Heated enclosure plus cooled motors

I have been looking at enclosures for my Taz 6, both actively heated (reptile heater) and passively heated (build tray only). I like what I am reading in terms of the reduction in part warping. However, one item that I would like to address is the hot environment since that’s not great for the stepper motors. Therefore I’m looking at peltier coolers (digikey, adafruit, etc.) that I would stick on the steppers. In addition I would pick up several temperature sensors and attach them to the steppers, plus one in the build environment. I work in a lab so I would control everything using a National Instruments chassis and a switching power supply I have lying around, plus a simple labview program to display and control everything. Before I start ordering parts to do all of this I have a few questions:

Has anybody experimented with peltier coolers before? Thoughts/recommendations?

How hot is hot enough to minimize part warping? I gather from reading a bunch of posts that maybe 40 C is sufficient. The stepper motor data sheet says 50 C is the maximum acceptable ambient environment so I consider that to be a hard upper limit.

Does the enclosure need to be vented? (I mainly print ABS but will probably move to other materials eventually). Does the venting cause drafts that increase warping? Passive or active venting?

Any other parts that I need to be concerned with overheating if the build environment is closed and heated?

I have a fairly cool and drafty basement and I built a make shift three piece cardboard enclosure a while back after I was having problems printing ABS. Before each print I blast a heat gun into the chamber while the printer does it’s auto leveling thing and that’s it. The heated bed and hot end do a decent job of keeping the chamber warm enough to prevent failures. I have a Lulzbot Mini

I was looking at getting a Taz 6 and thinking about what it would take to build an enclosure. I really appreciate the easily removable enclosure on my mini so I was thinking of doing something similar (more professional though) for the Taz. For the Z and Y axis motors, you can just vent them to external air if you 3d print shrouds. The X axis and extruder motors may need some extra cooling. Peltier coolers sound like a good idea, but you’d probably be better off just slapping a heat sink on either motor instead. I’d imagine you’d need one anyway to make the peltier cooler work in the first place.

As far as venting, there shouldn’t be a need to vent unless the enclosure it too hot. My leaky enclosure seems to do the trick.
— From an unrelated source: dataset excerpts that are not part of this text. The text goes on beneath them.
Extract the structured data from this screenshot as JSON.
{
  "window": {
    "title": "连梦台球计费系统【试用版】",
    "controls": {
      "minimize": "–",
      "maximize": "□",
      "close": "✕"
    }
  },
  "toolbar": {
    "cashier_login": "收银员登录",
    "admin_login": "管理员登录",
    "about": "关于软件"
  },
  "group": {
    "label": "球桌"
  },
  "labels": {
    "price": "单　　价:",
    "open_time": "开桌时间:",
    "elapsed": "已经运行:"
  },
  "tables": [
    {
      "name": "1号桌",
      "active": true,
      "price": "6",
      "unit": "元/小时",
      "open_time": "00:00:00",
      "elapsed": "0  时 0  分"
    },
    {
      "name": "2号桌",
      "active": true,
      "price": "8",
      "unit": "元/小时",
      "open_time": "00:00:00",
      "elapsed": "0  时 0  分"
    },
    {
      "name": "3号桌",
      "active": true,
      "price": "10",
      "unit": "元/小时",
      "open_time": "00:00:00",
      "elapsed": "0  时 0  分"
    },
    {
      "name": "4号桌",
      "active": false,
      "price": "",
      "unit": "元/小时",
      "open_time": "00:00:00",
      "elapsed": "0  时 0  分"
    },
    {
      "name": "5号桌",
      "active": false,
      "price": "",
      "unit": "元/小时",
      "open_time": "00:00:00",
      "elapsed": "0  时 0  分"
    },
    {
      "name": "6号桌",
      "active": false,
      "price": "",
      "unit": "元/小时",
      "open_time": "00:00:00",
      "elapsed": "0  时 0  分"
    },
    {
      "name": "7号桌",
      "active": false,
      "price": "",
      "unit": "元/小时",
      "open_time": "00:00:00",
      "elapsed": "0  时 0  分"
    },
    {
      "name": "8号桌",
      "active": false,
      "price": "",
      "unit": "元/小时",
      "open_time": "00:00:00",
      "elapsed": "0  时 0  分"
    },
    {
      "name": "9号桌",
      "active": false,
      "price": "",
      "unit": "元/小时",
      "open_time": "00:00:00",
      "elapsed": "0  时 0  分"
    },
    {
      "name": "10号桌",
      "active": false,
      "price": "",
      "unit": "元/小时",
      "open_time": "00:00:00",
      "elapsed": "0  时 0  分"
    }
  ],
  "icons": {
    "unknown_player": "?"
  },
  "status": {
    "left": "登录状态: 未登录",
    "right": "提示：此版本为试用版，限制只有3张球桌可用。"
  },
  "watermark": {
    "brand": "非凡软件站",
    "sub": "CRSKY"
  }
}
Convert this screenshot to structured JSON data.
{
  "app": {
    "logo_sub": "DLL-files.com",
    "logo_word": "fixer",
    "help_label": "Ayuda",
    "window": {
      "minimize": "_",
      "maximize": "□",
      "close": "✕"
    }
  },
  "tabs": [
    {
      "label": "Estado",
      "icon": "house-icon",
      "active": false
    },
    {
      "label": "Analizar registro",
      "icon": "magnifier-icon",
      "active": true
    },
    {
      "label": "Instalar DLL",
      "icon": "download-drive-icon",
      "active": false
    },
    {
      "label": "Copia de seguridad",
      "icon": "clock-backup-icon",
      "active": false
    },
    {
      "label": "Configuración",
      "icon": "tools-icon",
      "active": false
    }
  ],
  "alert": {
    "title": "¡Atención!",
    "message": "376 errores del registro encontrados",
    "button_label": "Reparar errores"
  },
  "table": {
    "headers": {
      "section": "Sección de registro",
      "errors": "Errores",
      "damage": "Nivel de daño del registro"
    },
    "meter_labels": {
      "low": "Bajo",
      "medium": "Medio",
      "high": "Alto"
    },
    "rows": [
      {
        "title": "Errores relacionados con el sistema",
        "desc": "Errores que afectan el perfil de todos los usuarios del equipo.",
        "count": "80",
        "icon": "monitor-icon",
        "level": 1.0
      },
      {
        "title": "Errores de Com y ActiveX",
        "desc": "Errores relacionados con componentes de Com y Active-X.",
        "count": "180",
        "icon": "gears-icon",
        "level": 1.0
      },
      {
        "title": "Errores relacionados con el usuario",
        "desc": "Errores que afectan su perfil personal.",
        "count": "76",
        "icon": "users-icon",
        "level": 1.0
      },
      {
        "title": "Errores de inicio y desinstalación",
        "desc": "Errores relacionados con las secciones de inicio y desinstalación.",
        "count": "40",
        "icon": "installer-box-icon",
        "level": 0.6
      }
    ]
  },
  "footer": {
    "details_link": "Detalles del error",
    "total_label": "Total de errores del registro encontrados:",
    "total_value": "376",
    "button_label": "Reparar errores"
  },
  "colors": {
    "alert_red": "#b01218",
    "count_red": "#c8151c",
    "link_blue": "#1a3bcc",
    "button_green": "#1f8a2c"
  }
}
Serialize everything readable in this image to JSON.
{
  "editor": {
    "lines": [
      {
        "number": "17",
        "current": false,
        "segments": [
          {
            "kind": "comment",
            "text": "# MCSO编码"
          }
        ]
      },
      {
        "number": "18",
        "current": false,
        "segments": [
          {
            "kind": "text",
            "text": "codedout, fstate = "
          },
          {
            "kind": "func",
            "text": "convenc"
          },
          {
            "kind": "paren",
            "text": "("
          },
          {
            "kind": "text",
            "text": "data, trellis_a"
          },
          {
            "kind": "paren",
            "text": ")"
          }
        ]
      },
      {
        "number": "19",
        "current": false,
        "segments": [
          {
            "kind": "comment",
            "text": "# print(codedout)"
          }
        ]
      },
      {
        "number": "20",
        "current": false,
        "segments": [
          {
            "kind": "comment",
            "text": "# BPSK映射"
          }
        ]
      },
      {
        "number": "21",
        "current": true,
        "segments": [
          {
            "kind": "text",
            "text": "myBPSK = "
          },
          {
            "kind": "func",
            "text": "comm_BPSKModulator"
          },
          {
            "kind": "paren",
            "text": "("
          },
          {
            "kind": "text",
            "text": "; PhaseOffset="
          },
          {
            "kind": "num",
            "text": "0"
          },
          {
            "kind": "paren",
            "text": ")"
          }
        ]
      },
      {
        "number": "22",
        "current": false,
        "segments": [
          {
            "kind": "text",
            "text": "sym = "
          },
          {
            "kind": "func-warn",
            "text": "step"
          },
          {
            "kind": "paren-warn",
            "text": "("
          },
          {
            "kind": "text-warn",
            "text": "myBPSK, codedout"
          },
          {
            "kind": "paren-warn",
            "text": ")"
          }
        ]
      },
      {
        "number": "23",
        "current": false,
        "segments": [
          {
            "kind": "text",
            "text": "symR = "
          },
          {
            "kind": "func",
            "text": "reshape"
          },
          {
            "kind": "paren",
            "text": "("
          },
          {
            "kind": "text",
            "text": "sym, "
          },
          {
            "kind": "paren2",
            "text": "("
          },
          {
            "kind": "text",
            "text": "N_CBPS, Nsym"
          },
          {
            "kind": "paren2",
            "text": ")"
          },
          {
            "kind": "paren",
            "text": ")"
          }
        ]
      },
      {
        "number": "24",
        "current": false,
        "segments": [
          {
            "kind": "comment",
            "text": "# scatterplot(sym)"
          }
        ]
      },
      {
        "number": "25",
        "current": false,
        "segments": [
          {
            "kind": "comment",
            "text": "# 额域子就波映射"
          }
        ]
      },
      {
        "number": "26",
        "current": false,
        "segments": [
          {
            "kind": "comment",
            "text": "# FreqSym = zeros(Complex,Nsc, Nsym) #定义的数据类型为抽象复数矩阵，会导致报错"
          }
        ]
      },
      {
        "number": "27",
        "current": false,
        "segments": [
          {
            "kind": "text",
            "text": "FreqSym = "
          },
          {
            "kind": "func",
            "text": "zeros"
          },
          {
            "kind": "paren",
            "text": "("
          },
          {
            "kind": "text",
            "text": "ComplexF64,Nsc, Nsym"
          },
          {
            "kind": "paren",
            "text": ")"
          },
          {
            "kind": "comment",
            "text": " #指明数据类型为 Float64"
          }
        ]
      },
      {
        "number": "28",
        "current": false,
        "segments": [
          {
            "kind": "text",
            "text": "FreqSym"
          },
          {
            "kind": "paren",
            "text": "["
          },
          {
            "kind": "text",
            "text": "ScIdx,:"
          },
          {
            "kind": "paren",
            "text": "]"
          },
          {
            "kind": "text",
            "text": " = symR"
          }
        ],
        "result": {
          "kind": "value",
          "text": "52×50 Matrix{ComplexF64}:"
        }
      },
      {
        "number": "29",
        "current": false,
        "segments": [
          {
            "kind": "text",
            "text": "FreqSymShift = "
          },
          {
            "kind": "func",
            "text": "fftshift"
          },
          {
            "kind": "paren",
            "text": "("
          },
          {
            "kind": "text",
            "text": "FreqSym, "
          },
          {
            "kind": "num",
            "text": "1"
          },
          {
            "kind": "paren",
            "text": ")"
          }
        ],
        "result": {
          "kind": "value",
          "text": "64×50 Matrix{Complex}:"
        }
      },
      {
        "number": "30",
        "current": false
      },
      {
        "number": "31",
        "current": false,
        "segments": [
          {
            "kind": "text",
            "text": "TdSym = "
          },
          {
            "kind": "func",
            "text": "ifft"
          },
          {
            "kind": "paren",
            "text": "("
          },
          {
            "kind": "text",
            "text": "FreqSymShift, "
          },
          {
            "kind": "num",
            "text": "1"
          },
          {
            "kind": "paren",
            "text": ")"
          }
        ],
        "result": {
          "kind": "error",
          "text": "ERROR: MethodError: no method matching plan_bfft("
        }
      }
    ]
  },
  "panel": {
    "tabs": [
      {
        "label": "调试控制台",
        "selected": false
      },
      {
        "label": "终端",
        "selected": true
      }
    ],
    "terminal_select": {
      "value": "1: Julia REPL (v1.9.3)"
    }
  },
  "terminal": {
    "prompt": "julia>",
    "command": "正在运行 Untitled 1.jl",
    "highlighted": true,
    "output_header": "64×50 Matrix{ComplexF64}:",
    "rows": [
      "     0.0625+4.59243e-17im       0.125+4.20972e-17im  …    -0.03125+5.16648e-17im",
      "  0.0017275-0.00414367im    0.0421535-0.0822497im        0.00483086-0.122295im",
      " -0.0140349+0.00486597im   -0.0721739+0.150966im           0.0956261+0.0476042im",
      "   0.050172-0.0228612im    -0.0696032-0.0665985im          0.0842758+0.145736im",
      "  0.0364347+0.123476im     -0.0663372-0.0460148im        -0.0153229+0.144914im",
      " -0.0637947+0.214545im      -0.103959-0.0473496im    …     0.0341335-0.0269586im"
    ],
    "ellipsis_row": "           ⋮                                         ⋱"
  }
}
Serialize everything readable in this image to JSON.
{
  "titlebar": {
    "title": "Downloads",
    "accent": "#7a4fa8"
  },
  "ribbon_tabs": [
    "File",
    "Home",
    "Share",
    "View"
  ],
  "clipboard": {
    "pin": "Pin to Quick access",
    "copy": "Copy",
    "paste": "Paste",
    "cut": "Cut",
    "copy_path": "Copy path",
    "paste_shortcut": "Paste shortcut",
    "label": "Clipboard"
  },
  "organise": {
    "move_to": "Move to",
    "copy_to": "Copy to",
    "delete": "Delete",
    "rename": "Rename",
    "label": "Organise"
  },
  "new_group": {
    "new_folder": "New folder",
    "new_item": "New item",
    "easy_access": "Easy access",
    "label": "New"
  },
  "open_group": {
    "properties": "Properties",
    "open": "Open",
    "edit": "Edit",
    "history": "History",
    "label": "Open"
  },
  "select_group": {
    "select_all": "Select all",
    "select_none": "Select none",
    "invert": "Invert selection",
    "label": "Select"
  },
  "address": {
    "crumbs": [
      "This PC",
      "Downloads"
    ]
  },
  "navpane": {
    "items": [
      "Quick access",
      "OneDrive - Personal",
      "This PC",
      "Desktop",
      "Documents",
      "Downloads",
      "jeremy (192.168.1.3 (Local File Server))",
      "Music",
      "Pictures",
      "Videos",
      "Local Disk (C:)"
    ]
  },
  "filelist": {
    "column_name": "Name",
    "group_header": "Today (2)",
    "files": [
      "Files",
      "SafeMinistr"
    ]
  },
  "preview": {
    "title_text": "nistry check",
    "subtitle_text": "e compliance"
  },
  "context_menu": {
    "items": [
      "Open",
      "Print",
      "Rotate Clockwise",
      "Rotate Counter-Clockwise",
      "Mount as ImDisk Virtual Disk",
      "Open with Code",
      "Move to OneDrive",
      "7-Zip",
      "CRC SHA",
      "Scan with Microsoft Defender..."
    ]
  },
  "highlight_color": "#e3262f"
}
That’s awesome that all it takes it cardboard! I’m a big fan of cheap and effective solutions so I think I will try to copy your experiment and see what happens. After reading your comment I started looking into how peltier coolers work on a bunch of different websites and it seems like every practical application does require one, so thanks for saving me from myself. It looks like a peltier cooler without a heatsink ends up getting really hot and barely removing any heat from the hot side, since they’re super inefficient.

So now it looks like a heatsink is a better solution, maybe something like these:
https://www.thingiverse.com/thing:2247241
https://www.ebay.com/i/252820021388?chn=ps&dispItem=1

Perhaps you could rig up some kind of cool air delivery for the X axis motor using bellows like the ones in the link below. Hopefully i’ve attached a picture of the enclosure I was envisioning. Both the blue parts at the front and back would be stand alone pieces just sitting next to the machine. The less contact they have the more they’ll dampen the sound. The green section is a little 3d printed fan duct that’s fixed to the machine which supplies cool air to the left side z axis motor and the bellows (orange) which supplies air to the x axis motor. The y axis motor and right z axis motor are already adjacent to ambient air sources.


Or you know… you could water cool everything using RGB kit like they do on Linus Tech Tips :open_mouth:

Just remember Active heat + Active cooling = Condensation.